Page 1: Biography
Pastoralist, community leader, businessman
This biography was written by Ian McGibbon and was first published in the Dictionary of New Zealand BiographyVolume 1, 1990
According to family information John Chambers was born at Heanor, Derbyshire, England, on 20 January 1819, the son of John Chambers, framework knitter, and his wife, Hannah Borebank.
Raised in a Quaker household, John Chambers attended the Society of Friends' school at Ackworth, Yorkshire, from 1831 to 1833, before serving an apprenticeship as a blacksmith and possibly gaining some experience in farming. Emigrating to Australia, he resided initially in South Australia. He married Margaret Wills Knox on 16 August 1848 at Drumminer, Dry Creek, near Adelaide; they had five sons and three daughters between 1849 and 1862. They later moved to Victoria, where Chambers's skills as a blacksmith were in demand in servicing goldminers' tools. He may also have been involved in pastoral activities.
Whether by means of his trade, by sheepfarming or perhaps by family assistance (Margaret Chambers's father was a merchant), John Chambers had by 1853 accumulated sufficient capital to embark on a more extensive pastoralist career. An unfortunate farming experience in South Australia, caused by a drought, or possibly expectations of greater opportunity, led him to look to New Zealand. With his usual care he made a preliminary visit in 1853, apparently inspecting the West Coast of the South Island and Nelson, before opting for Hawke's Bay, then just opening to European settlement.
Chambers arrived at Wellington with his family on 10 March 1854 on the Christina and proceeded to Hawke's Bay in early June. He quickly set about buying land in several localities, focusing initially on an area on the north bank of the Tutaekuri River, near Taradale. His purchase of 600 acres at Tarawera bush in July 1854 later caused controversy; he was willing to exchange it for land at Te Mata, but no such action took place. Chambers was issued with a Crown grant for this land in February 1861 and was still in possession of it in 1886.
In July 1854 Chambers applied for 640 acres of rural land in the Ahuriri block, in the vicinity of the Puketapu swamp. In late November 1854 he sought to transfer this application to similar land at Papoutake, on the Tukituki River, since the land originally applied for had not yet been surveyed. After his application was finally rejected, he was refunded his £16 deposit in 1860. The good grazing land further south on the Tukituki River, near Havelock (Havelock North), attracted his attention, and in December 1854 he took up the Mokopeka run of some 6,400 acres on the east bank of the Tukituki River.

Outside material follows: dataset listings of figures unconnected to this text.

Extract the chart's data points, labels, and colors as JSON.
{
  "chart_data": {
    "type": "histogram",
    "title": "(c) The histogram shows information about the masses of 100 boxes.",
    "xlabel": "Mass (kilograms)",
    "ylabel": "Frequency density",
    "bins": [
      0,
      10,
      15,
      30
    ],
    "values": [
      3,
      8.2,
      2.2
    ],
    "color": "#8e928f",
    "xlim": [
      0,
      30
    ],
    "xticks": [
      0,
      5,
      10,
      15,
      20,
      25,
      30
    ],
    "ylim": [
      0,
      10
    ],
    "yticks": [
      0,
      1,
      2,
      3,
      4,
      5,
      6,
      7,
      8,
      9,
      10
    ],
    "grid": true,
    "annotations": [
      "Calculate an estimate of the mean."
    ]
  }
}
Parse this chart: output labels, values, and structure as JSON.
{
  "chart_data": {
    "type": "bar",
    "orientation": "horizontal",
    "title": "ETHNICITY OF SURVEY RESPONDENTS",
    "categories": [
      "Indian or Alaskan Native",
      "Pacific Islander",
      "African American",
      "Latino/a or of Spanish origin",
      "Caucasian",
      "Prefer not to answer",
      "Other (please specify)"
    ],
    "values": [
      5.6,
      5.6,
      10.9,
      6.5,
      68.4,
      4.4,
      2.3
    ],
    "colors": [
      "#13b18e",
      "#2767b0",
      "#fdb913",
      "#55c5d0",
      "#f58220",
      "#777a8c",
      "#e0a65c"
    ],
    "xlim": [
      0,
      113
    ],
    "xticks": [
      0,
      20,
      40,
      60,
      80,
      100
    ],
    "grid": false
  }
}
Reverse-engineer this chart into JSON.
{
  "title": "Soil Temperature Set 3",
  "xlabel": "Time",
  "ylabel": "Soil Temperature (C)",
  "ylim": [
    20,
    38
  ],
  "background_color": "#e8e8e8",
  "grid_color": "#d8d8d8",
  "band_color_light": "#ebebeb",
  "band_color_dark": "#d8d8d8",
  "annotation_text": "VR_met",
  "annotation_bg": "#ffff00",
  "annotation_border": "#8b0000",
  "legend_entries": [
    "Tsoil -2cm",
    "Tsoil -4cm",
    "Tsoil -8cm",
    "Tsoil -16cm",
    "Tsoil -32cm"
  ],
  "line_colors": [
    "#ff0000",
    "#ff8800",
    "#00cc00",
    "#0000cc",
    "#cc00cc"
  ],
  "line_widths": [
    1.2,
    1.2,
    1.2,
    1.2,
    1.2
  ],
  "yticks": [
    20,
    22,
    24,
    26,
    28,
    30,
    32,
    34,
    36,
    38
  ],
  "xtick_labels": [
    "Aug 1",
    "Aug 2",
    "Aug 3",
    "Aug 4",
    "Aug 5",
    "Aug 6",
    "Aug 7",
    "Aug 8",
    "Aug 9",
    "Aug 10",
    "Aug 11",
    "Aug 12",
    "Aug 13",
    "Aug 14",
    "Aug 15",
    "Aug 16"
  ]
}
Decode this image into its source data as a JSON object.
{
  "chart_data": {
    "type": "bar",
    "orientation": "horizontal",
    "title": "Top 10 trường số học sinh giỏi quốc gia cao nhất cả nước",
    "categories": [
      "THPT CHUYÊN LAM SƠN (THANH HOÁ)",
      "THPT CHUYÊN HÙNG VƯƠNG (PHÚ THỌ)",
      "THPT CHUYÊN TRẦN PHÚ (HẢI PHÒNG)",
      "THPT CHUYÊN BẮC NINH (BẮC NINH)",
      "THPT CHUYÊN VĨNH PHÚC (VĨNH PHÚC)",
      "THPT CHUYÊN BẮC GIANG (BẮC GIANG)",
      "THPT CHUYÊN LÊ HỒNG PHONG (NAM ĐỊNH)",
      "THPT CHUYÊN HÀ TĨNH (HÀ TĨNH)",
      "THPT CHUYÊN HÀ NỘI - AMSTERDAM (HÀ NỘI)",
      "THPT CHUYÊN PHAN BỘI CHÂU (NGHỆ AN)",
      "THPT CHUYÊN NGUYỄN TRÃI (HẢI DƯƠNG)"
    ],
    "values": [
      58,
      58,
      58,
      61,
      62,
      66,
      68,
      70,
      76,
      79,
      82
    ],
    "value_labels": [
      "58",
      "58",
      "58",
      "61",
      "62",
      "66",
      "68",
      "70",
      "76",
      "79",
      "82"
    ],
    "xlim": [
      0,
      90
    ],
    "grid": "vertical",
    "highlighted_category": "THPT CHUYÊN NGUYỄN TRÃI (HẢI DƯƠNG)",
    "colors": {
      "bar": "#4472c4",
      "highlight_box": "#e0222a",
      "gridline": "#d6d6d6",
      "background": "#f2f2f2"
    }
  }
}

Chambers had also been squatting on the west bank of the Tukituki River, on the Te Mata block, an area still in Maori hands; the authorities acquiesced in this illegal occupation for fear of losing a valuable settler. When the block was opened for selection in June 1857, Chambers purchased 1,900 acres and obtained a pastoral licence over a further 5,000 acres adjacent to Mokopeka, all of which he later bought. Many other purchases followed, financed by profits from sheepfarming, so that Chambers eventually built up a freehold of nearly 18,000 acres, generally paying only the minimum price. With a 'rage for agricultural machinery' and a strongly practical turn of mind, Chambers developed at Te Mata one of the province's best-appointed sheep runs, which by 1885 was carrying 35,000 sheep.
Although a retiring disposition left him uninterested in seeking public office, Chambers made a constructive contribution to the local community, especially in Havelock. He was involved in the management of Napier school in 1858 and Clive school in 1859. Later he served on Havelock's road board and school committee, and helped establish regular church services there. He was a trustee of the Havelock Mechanics' Institute, of the Havelock Presbyterian Church, and the cemetery. He served briefly on the Waste Lands Board in 1861 and was a member of the first Napier Harbour Board from 1875 to 1879, when he became involved in an abortive attempt to establish an alternative port to Napier, at Cape Kidnappers.
By this time his chief interest lay in the processing of meat for export. His earlier experiments in meat preserving had proved technically successful but financially unrewarding. In the late 1870s he turned his attention to the more promising meat-freezing process, inventing a method of freezing by the circulation of frozen air, and seeking to organise export arrangements. However, during a four year stay in the United Kingdom from 1881, his efforts to patent his invention and float a company to exploit it came to nothing; his work was overtaken by the initiatives of others, notably William Nelson. Chambers, however, deserves some of the credit for the establishment of the Hawke's Bay frozen meat trade.
Returning to Hawke's Bay in 1885 Chambers, with typical foresight and perhaps with death duties in mind, set about distributing his property among his children. His arrangements included the generous division in January 1886 of his main asset, the land and stock at Te Mata, among three of his sons; this was later deemed a gift by the Court of Appeal. Chambers retained a mere 450 acres, on which he resided until his death at Havelock on 11 July 1893. Margaret Chambers died on 23 February 1904.